UJUNGPENAMEDIA.COM,MAKASSAR-- Pemerintah Provinsi Sulawesi Selatan bergerak cepat menangani dampak kekeringan yang melanda lahan tanaman padi di sejumlah daerah. Ancaman puncak musim kemarau yang diperparah fenomena El Nino mendorong Pemprov Sulsel memperkuat langkah mitigasi untuk menjaga produktivitas pertanian.
Melalui Dinas Tanaman Pangan, Hortikultura, dan Perkebunan (TPHBun), Pemprov Sulsel membentuk satuan tugas (Satgas) pertanian yang bekerja sama dengan dinas pertanian di 24 kabupaten/kota. Tim tersebut dikerahkan secara serentak ke wilayah terdampak untuk melakukan penanganan di lapangan.
Gubernur Sulsel, Andi Sudirman Sulaiman, mengatakan langkah tersebut dilakukan sebagai bentuk komitmen pemerintah dalam melindungi lahan persawahan sekaligus mempertahankan produktivitas petani di tengah ancaman kekeringan.
“Saat ini tim pertanian Provinsi bersama 24 kabupaten kota tengah melakukan giat secara serentak penanganan kekeringan tanaman padi melalui pompanisasi di semua daerah yang terdampak,” kata Andi Sudirman, Selasa (11/8/2026).
Sementara itu, Plt Kepala Dinas TPHBun Sulsel, Bustanul Arifin, mengatakan tim di lapangan terus berkoordinasi dengan dinas pertanian kabupaten/kota, penyuluh pertanian lapangan (PPL), serta petugas pengamatan organisme pengganggu tanaman untuk menentukan lokasi yang menjadi prioritas penanganan.
Menurutnya, terdapat dua skema utama yang diterapkan, yakni pompanisasi bagi lahan yang masih memiliki sumber air serta pembangunan sumur bor bagi wilayah yang tidak memiliki aliran air di sekitar persawahan.
“Prinsipnya ada dua, yaitu dilakukan pompa air bagi lahan yang dimungkinkan masih memiliki sumber air dan sumur bor bagi lahan yang tidak memiliki aliran air di sekitar persawahan,” ujar Bustanul.
Pemprov Sulsel saat ini memfokuskan penanganan melalui penyaluran sekitar 300 unit pompa air dan pembangunan sekitar 100 titik sumur bor di berbagai wilayah yang terdampak kekeringan.
Intervensi tersebut ditujukan untuk memastikan lahan pertanian yang masih memiliki potensi produksi tetap memperoleh pasokan air sehingga tanaman padi tidak mengalami kerusakan yang lebih parah.
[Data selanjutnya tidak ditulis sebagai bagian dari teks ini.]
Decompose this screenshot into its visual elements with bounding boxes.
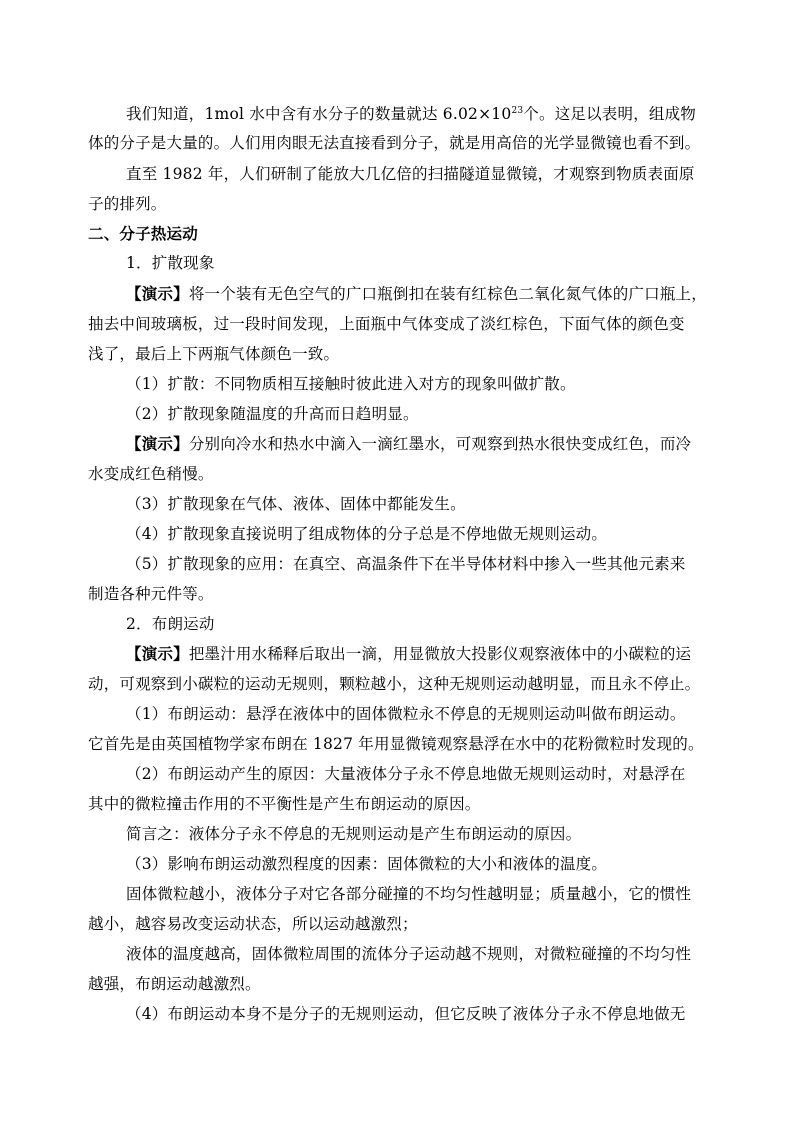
paragraph-line: 【演示】将一个装有无色空气的广口瓶倒扣在装有红棕色二氧化氮气体的广口瓶上，	[126, 284, 707, 303]
paragraph-line: 其中的微粒撞击作用的不平衡性是产生布朗运动的原因。	[88, 795, 481, 813]
demo-tag: 【演示】	[126, 434, 189, 453]
paragraph-line: 抽去中间玻璃板，过一段时间发现，上面瓶中气体变成了淡红棕色，下面气体的颜色变	[88, 315, 685, 333]
paragraph-line: 【演示】把墨汁用水稀释后取出一滴，用显微放大投影仪观察液体中的小碳粒的运	[126, 644, 692, 663]
paragraph-line: 它首先是由英国植物学家布朗在 1827 年用显微镜观察悬浮在水中的花粉微粒时发现的。	[88, 735, 704, 753]
paragraph-line: 浅了，最后上下两瓶气体颜色一致。	[88, 345, 340, 363]
list-item: （1）布朗运动：悬浮在液体中的固体微粒永不停息的无规则运动叫做布朗运动。	[126, 705, 686, 723]
list-item: （4）布朗运动本身不是分子的无规则运动，但它反映了液体分子永不停息地做无	[126, 1005, 686, 1023]
paragraph-line: 子的排列。	[88, 195, 167, 213]
subsection-heading: 2．布朗运动	[126, 615, 215, 633]
list-item: （5）扩散现象的应用：在真空、高温条件下在半导体材料中掺入一些其他元素来	[126, 555, 686, 573]
paragraph-line: 【演示】分别向冷水和热水中滴入一滴红墨水，可观察到热水很快变成红色，而冷	[126, 434, 692, 453]
paragraph-line: 我们知道，1mol 水中含有水分子的数量就达 $6.02\times 10^{23}$个。这足以表明，组成物	[126, 105, 696, 123]
paragraph-line: 体的分子是大量的。人们用肉眼无法直接看到分子，就是用高倍的光学显微镜也看不到。	[88, 134, 701, 152]
paragraph-line: 越强，布朗运动越激烈。	[88, 975, 261, 993]
list-item: （4）扩散现象直接说明了组成物体的分子总是不停地做无规则运动。	[126, 525, 608, 543]
paragraph-line: 制造各种元件等。	[88, 585, 214, 603]
demo-tag: 【演示】	[126, 644, 189, 663]
list-item: （1）扩散：不同物质相互接触时彼此进入对方的现象叫做扩散。	[126, 375, 576, 393]
demo-tag: 【演示】	[126, 284, 189, 303]
paragraph-line: 直至 1982 年，人们研制了能放大几亿倍的扫描隧道显微镜，才观察到物质表面原	[126, 165, 695, 183]
section-heading: 二、分子热运动	[88, 225, 198, 243]
list-item: （3）影响布朗运动激烈程度的因素：固体微粒的大小和液体的温度。	[126, 855, 608, 873]
paragraph-line: 动，可观察到小碳粒的运动无规则，颗粒越小，这种无规则运动越明显，而且永不停止。	[88, 675, 701, 693]
list-item: （2）扩散现象随温度的升高而日趋明显。	[126, 405, 419, 423]
paragraph-line: 液体的温度越高，固体微粒周围的流体分子运动越不规则，对微粒碰撞的不均匀性	[126, 945, 692, 963]
paragraph-line: 简言之：液体分子永不停息的无规则运动是产生布朗运动的原因。	[126, 825, 582, 843]
paragraph-line: 水变成红色稍慢。	[88, 465, 214, 483]
list-item: （2）布朗运动产生的原因：大量液体分子永不停息地做无规则运动时，对悬浮在	[126, 765, 686, 783]
paragraph-line: 越小，越容易改变运动状态，所以运动越激烈；	[88, 915, 418, 933]
list-item: （3）扩散现象在气体、液体、固体中都能发生。	[126, 495, 466, 513]
subsection-heading: 1．扩散现象	[126, 254, 215, 272]
paragraph-line: 固体微粒越小，液体分子对它各部分碰撞的不均匀性越明显；质量越小，它的惯性	[126, 885, 692, 903]
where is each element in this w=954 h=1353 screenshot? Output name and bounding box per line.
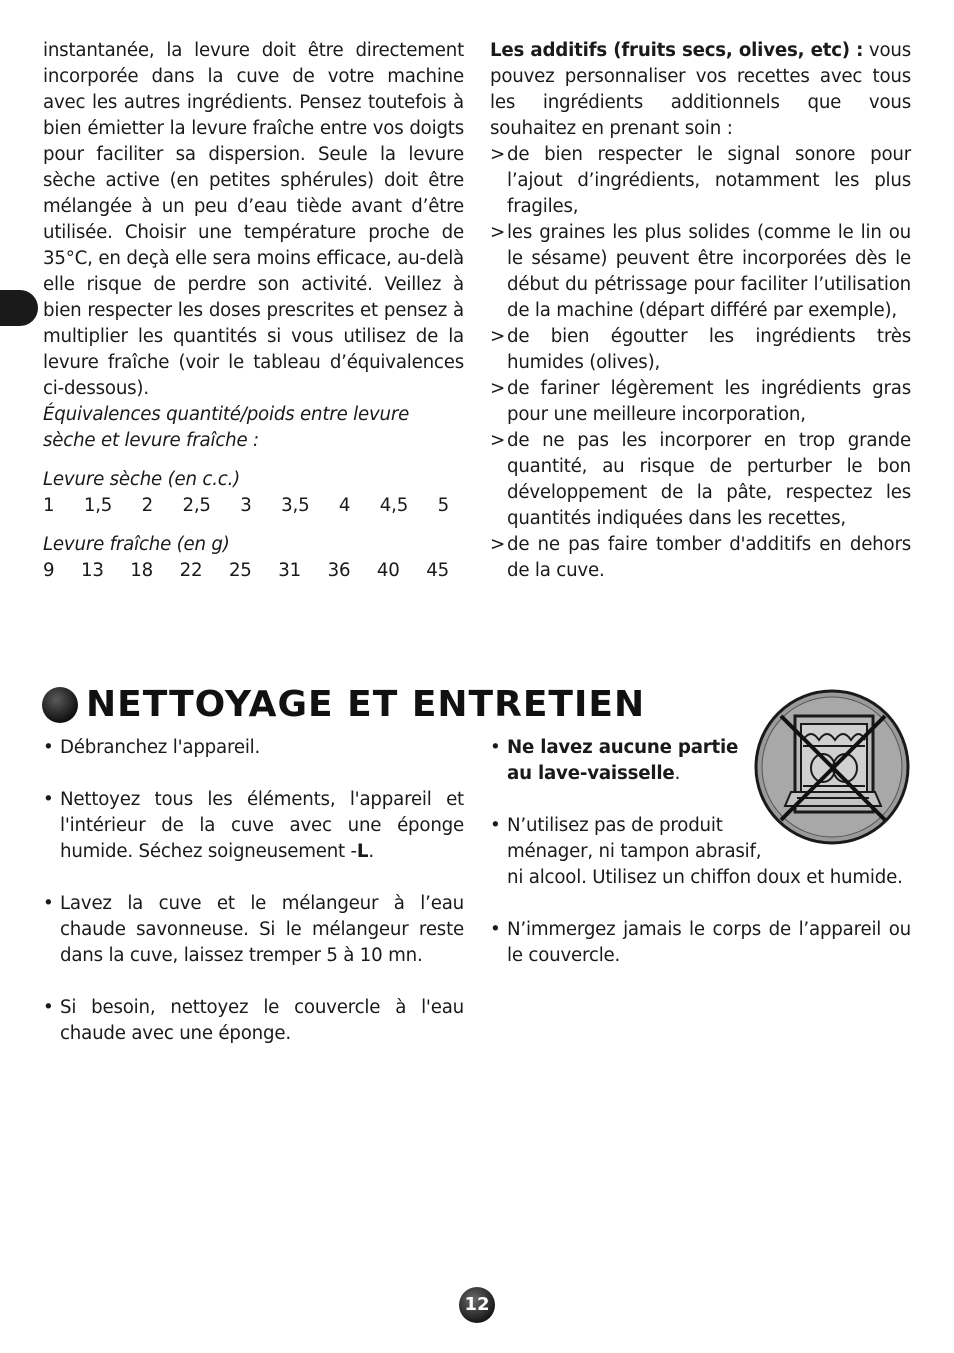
list-item-text: les graines les plus solides (comme le lin ou le sésame) peuvent être incorporées dès le début du pétrissage pour faciliter l’utilisation de la machine (départ différé par exemple), — [507, 222, 911, 321]
dry-value: 4,5 — [379, 495, 409, 516]
dry-value: 4 — [338, 495, 351, 516]
list-marker: > — [490, 326, 506, 347]
list-item — [43, 787, 464, 865]
list-item-text: Ne lavez aucune partie — [507, 737, 739, 758]
dry-value: 3 — [240, 495, 252, 516]
list-item — [490, 324, 911, 376]
dry-value: 1 — [43, 495, 55, 516]
list-item — [490, 428, 911, 532]
fresh-value: 22 — [179, 560, 203, 581]
additives-text: vous pouvez personnaliser vos recettes avec tous les ingrédients additionnels que vous souhaitez en prenant soin : — [490, 40, 911, 139]
fresh-yeast-label: Levure fraîche (en g) — [43, 534, 230, 555]
fresh-value: 25 — [228, 560, 252, 581]
left-column — [43, 38, 464, 584]
additives-heading: Les additifs (fruits secs, olives, etc) : — [490, 40, 864, 61]
list-item-text: au lave-vaisselle — [507, 763, 675, 784]
cleaning-left-column — [43, 735, 464, 1047]
no-dishwasher-icon — [753, 688, 911, 846]
list-item — [43, 891, 464, 969]
dry-value: 5 — [437, 495, 449, 516]
list-item-text: de bien respecter le signal sonore pour l’ajout d’ingrédients, notamment les plus fragiles, — [507, 144, 911, 217]
list-marker: > — [490, 378, 506, 399]
list-item — [490, 917, 911, 969]
list-item-text: ni alcool. Utilisez un chiffon doux et humide. — [507, 867, 903, 888]
list-item — [490, 220, 911, 324]
page-number: 12 — [459, 1287, 495, 1323]
list-item — [490, 376, 911, 428]
list-item-text: Nettoyez tous les éléments, l'appareil et l'intérieur de la cuve avec une éponge humide. Séchez soigneusement - — [60, 789, 464, 862]
fresh-value: 18 — [130, 560, 154, 581]
list-item-text: N’immergez jamais le corps de l’appareil ou le couvercle. — [507, 919, 911, 966]
dry-value: 1,5 — [83, 495, 113, 516]
dry-value: 2 — [141, 495, 154, 516]
bullet: • — [43, 737, 54, 758]
section-heading — [42, 685, 645, 725]
list-item-text: de bien égoutter les ingrédients très humides (olives), — [507, 326, 911, 373]
list-item — [43, 735, 464, 761]
list-item-text: Si besoin, nettoyez le couvercle à l'eau chaude avec une éponge. — [60, 997, 464, 1044]
list-item — [490, 142, 911, 220]
fresh-value: 13 — [80, 560, 104, 581]
yeast-paragraph: instantanée, la levure doit être directement incorporée dans la cuve de votre machine avec les autres ingrédients. Pensez toutefois à bien émietter la levure fraîche entre vos doigts pour faciliter sa dispersion. Seule la levure sèche active (en petites sphérules) doit être mélangée à un peu d’eau tiède avant d’être utilisée. Choisir une température proche de 35°C, en deçà elle sera moins efficace, au-delà elle risque de perdre son activité. Veillez à bien respecter les doses prescrites et pensez à multiplier les quantités si vous utilisez de la levure fraîche (voir le tableau d’équivalences ci-dessous). — [43, 40, 464, 399]
section-title: NETTOYAGE ET ENTRETIEN — [86, 684, 646, 725]
fresh-value: 9 — [43, 560, 55, 581]
fresh-value: 45 — [426, 560, 449, 581]
heading-bullet-icon — [42, 687, 78, 723]
additives-intro — [490, 38, 911, 142]
list-item-text: N’utilisez pas de produit — [507, 815, 723, 836]
list-item-end: . — [368, 841, 374, 862]
list-marker: > — [490, 222, 506, 243]
equivalence-title: Équivalences quantité/poids entre levure sèche et levure fraîche : — [43, 404, 410, 451]
list-marker: > — [490, 430, 506, 451]
dry-value: 3,5 — [281, 495, 310, 516]
dry-yeast-values — [43, 493, 449, 519]
list-item-text: de ne pas les incorporer en trop grande quantité, au risque de perturber le bon développement de la pâte, respectez les quantités indiquées dans les recettes, — [507, 430, 911, 529]
list-item-text: de fariner légèrement les ingrédients gras pour une meilleure incorporation, — [507, 378, 911, 425]
fresh-value: 40 — [376, 560, 400, 581]
section-tab-marker — [0, 290, 38, 326]
part-letter: L — [356, 841, 369, 862]
list-item-text: Lavez la cuve et le mélangeur à l’eau chaude savonneuse. Si le mélangeur reste dans la cuve, laissez tremper 5 à 10 mn. — [60, 893, 464, 966]
list-item-text: de ne pas faire tomber d'additifs en dehors de la cuve. — [507, 534, 911, 581]
list-item-text: ménager, ni tampon abrasif, — [507, 841, 762, 862]
list-item-text: Débranchez l'appareil. — [60, 737, 261, 758]
right-column — [490, 38, 911, 584]
list-item — [490, 532, 911, 584]
bullet: • — [490, 919, 501, 940]
bullet: • — [43, 893, 54, 914]
dry-yeast-label: Levure sèche (en c.c.) — [43, 469, 241, 490]
list-item-end: . — [674, 763, 681, 784]
list-marker: > — [490, 534, 506, 555]
bullet: • — [490, 737, 501, 758]
bullet: • — [490, 815, 501, 836]
fresh-yeast-values — [43, 558, 449, 584]
fresh-value: 36 — [327, 560, 351, 581]
bullet: • — [43, 997, 54, 1018]
list-item — [43, 995, 464, 1047]
fresh-value: 31 — [278, 560, 302, 581]
dry-value: 2,5 — [182, 495, 211, 516]
bullet: • — [43, 789, 54, 810]
list-marker: > — [490, 144, 506, 165]
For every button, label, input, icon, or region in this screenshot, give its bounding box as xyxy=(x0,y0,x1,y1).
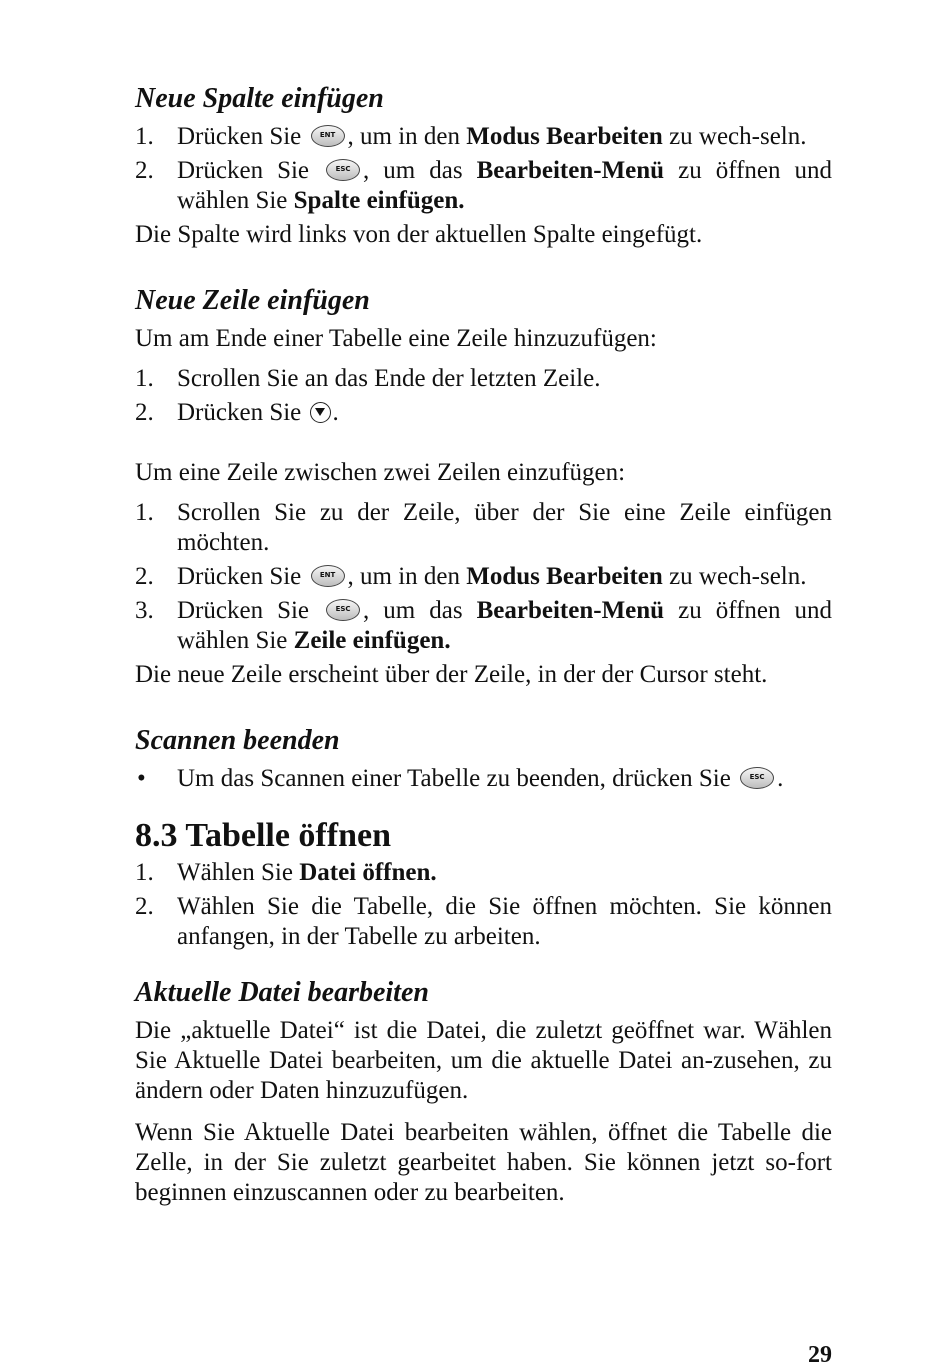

“Jadi sementara kita fokuskan kurang lebih 300 pompa air dan bantuan sumur bor kurang lebih 100 titik di seluruh wilayah yang mengalami kekeringan akibat musim kemarau dan dampak El Nino ke depan,” jelasnya.
Bustanul menambahkan, salah satu tantangan dalam penanganan kekeringan adalah belum optimalnya sejumlah jaringan irigasi teknis. Gangguan jaringan irigasi, terutama di bagian hulu, dapat berdampak pada berkurangnya pasokan air ke lahan persawahan di wilayah hilir.
Karena itu, pompanisasi dan sumur bor menjadi langkah jangka pendek untuk memastikan kebutuhan air tanaman tetap terpenuhi.
“Makanya sekarang kita lakukan penanganan jangka pendek, pompa air dan sumur bor digunakan untuk mengalirkan air ke lahan yang membutuhkan,” ungkapnya.
Di sisi lain, Pemprov Sulsel juga melakukan penanganan jangka panjang melalui pembangunan dan perbaikan jaringan irigasi. Program tersebut masuk dalam proyek multiyears yang mencakup sekitar 39 daerah irigasi dengan cakupan sekitar 54.000 hektare sawah yang mengalami gangguan jaringan irigasi.
“Di hulunya, Pemprov Sulsel sementara melaksanakan pembangunan dan perbaikan irigasi yang masuk dalam Multiyears Project, sekitar 39 daerah irigasi dan sekitar 54.000 hektare sawah di seluruh wilayah yang mengalami gangguan jaringan irigasi,” tambah Bustanul.
Sementara pada bagian hilir, intervensi dilakukan secara langsung melalui pompanisasi dan pembangunan sumur bor di titik-titik yang membutuhkan pasokan air.
“Hilinya itu tim langsung eksekusi di lapangan melalui bantuan pompa air dan sumur bor,” cetusnya.
Langkah tersebut diharapkan mampu menekan dampak kekeringan sekaligus menjaga keberlangsungan produksi padi petani Sulawesi Selatan di tengah ancaman musim kemarau dan fenomena El Nino.